Demonstrations. Learning through experience is as ancient a concept as some of the textile techniques we were discussing, with Aristotle eruditely promoting the idea as far back as 350 BCE: “for the things we have to learn before we can do them, we learn by doing them”. We were lucky to have both demonstrations and the opportunity for first hand experience of a number of techniques, including weaving with Ruth, braiding and looping with Celia Elliot-Minty and tapestry weaving with Janet Clark. The thought, time and effort that had been put into preparing handouts and samples for us to take away and equipment so that we could ‘have a go’ was really appreciated by all of us, as was the patience of the tutors (thank you Celia and Janet) when it sometimes took a little while for the ‘penny to drop’! These practical sessions added a valuable dimension to our knowledge and understanding – for example, I knew about tablet weaving from having read about it and stared very hard at diagrams depicting the process, but now that I have actually done it, I feel my understanding is have a far more long-lasting and secure. Not only enlightening, all the practical sessions were, of course, also hugely and compellingly enjoyable!
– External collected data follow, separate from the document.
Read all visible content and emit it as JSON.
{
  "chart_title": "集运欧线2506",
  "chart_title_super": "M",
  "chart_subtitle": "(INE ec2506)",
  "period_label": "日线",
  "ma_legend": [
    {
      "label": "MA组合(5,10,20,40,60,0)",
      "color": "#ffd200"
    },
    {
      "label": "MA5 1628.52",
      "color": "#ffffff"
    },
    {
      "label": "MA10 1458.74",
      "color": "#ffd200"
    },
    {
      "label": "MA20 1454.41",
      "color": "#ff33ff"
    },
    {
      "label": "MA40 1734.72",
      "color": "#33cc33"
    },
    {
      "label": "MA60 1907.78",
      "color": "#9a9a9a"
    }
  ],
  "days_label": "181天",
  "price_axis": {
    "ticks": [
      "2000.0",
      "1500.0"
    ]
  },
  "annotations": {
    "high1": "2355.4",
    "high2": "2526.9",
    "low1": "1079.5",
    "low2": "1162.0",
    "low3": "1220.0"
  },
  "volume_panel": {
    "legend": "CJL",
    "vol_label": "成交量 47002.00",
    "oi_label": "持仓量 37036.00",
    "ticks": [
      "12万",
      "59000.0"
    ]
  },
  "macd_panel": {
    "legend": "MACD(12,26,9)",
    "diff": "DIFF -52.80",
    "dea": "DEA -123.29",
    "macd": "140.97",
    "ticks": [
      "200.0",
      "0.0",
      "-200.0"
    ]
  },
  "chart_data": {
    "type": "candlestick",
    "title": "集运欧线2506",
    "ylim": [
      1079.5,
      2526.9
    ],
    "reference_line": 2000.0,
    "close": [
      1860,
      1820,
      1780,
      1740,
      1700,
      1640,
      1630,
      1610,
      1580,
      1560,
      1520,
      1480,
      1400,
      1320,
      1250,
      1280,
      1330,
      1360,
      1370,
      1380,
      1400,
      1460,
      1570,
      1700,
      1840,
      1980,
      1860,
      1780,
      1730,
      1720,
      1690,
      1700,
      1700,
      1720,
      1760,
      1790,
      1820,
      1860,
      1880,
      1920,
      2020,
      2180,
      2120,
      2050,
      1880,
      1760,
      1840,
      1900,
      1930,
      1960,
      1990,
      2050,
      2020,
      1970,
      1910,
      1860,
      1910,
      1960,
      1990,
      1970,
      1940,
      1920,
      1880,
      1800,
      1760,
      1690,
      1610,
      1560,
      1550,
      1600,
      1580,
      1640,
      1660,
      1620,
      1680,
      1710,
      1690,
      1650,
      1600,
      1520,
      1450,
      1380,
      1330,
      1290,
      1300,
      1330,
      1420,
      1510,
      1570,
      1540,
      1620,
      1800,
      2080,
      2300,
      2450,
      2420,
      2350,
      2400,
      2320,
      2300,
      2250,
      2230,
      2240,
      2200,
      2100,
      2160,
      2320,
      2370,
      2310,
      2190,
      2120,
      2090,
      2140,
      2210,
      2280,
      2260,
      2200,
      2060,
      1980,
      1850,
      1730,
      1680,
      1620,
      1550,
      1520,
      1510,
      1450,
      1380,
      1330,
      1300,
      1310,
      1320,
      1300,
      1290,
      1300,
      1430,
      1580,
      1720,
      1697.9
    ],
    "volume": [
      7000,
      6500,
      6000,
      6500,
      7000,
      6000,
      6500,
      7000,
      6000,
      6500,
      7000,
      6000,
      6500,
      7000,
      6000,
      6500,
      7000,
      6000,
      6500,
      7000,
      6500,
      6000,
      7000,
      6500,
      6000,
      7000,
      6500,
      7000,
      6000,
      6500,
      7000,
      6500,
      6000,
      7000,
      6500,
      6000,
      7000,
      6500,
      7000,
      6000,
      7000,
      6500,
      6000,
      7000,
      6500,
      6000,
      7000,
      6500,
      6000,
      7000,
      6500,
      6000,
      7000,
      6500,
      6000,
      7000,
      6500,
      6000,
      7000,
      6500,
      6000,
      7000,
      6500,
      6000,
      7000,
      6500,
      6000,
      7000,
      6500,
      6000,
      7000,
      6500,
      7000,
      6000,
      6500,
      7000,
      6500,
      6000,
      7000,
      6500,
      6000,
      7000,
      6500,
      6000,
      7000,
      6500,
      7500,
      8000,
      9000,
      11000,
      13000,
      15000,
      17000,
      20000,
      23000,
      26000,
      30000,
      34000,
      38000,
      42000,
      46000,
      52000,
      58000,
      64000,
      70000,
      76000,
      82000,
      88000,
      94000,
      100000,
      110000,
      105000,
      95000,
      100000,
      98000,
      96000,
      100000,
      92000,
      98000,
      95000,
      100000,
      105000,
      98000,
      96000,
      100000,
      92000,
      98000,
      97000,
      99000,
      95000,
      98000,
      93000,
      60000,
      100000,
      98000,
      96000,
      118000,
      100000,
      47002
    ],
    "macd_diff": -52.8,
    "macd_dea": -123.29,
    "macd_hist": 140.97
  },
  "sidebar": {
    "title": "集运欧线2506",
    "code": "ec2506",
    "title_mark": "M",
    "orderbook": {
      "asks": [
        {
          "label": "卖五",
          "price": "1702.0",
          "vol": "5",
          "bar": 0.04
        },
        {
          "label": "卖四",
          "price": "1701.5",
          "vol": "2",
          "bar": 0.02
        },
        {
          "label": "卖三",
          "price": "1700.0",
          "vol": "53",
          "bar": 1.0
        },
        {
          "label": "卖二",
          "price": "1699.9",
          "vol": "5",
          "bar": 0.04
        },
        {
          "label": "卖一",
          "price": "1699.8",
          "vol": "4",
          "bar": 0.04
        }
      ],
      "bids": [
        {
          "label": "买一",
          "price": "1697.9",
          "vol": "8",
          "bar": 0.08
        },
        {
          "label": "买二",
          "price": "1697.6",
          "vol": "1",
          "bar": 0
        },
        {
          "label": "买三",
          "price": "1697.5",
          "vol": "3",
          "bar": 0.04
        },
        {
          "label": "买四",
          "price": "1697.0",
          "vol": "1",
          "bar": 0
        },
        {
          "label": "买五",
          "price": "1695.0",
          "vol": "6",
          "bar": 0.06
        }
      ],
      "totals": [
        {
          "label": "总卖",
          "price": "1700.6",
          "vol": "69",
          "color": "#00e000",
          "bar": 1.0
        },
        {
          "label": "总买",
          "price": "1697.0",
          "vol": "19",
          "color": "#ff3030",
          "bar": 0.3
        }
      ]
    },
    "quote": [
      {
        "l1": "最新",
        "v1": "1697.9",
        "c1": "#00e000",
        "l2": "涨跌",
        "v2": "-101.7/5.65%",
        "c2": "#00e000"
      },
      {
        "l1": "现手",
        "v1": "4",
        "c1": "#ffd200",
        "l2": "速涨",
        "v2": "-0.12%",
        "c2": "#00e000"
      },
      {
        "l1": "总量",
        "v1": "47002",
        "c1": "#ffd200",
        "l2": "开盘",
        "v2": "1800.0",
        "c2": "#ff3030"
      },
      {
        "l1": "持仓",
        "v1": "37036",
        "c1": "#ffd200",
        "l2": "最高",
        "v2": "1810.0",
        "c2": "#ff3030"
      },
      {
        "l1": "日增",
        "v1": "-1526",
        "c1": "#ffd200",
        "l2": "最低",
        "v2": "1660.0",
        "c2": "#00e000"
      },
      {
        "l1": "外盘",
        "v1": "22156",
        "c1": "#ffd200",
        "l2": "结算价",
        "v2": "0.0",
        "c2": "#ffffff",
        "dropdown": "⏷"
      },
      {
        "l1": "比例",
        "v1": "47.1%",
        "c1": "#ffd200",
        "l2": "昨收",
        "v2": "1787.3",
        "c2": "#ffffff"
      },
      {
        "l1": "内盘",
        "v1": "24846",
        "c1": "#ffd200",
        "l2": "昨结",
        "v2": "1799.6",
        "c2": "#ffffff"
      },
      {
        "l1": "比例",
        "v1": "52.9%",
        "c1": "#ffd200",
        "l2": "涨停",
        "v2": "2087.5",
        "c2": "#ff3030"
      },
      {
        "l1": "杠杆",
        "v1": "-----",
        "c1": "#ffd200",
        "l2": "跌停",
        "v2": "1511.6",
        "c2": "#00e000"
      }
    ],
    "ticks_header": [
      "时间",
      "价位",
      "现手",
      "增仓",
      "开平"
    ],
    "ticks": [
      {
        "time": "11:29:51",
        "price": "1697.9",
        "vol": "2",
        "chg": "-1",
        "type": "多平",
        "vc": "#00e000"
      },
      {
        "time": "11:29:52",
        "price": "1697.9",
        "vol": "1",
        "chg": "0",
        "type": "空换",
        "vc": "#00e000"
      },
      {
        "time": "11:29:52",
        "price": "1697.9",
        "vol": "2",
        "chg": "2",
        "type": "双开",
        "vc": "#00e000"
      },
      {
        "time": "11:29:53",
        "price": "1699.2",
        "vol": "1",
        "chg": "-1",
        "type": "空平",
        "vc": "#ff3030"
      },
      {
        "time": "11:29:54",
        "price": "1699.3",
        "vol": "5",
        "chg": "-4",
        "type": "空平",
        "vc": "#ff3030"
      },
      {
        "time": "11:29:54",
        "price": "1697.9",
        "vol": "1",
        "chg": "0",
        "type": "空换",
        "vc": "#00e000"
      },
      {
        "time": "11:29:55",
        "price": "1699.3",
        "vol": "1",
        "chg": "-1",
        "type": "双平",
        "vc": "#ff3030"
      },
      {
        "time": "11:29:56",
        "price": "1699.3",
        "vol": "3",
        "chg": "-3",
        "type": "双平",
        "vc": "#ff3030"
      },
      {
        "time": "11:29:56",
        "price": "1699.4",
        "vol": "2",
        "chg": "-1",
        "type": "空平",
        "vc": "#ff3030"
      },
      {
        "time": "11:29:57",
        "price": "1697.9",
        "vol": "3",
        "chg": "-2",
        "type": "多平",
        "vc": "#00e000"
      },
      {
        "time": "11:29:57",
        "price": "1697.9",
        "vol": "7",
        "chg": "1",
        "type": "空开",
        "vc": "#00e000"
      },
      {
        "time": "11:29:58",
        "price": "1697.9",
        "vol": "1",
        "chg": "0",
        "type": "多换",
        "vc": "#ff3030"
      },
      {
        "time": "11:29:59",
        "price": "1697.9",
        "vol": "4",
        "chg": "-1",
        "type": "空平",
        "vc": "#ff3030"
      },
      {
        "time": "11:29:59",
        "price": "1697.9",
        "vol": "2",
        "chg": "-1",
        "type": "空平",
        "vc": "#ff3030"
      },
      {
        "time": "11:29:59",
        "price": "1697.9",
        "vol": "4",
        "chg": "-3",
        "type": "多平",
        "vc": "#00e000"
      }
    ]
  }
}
Days out. On the Tuesday of the second week we visited Calderdale Industrial Museum in Halifax, a fascinating museum dedicated to industrial heritage of the area and run almost entirely by volunteers who kindly took time out of their preparations to re-open to the public to give us a detailed and dedicated tour. Covering four floors, the museum houses a very special collection of industrial machinery, including an impressive range of textile machinery, much of which is operational thanks to the expertise and commitment of the volunteers. My group was shown around by Bernard Wadsworth and Roger Depledge, both extremely generous with their knowledge of spinning, weaving, knitting and finishing techniques. I was particularly in awe of the technological ingenuity of the carpet weaving equipment – including a three-quarters Wilton-Brussels carpet loom and a Moquette loom, which is shown below alongside samples of Moquette fabric that had been, coincidently, labelled by Roger as a young salesman. Being able to see the set up of the loom really helped to make sense of the construction of warp pile fabrics and was valuable when we went on to analyse samples of the techniques later in the day.
Prior to the start of the course, two weeks had felt a rather dauntingly long prospect, but 89 samples, 3 practicals, many demonstrations and a good day out later, I was left feeling that I could have done with another 2 weeks! Many thanks to fellow participants Raquel Margalef, Susan Whitfield and Gwendoline ‘Greta’ Pepper with whom it was a great pleasure to spend time and whose own specialist knowledge and perspective certainly enriched the course, to Ruth and Hero for all the planning and organisation (especially during these turbulent and uncertain times) and for sharing their experience with such enthusiasm and to the Anna Plowden Trust for their generosity in supporting my attendance.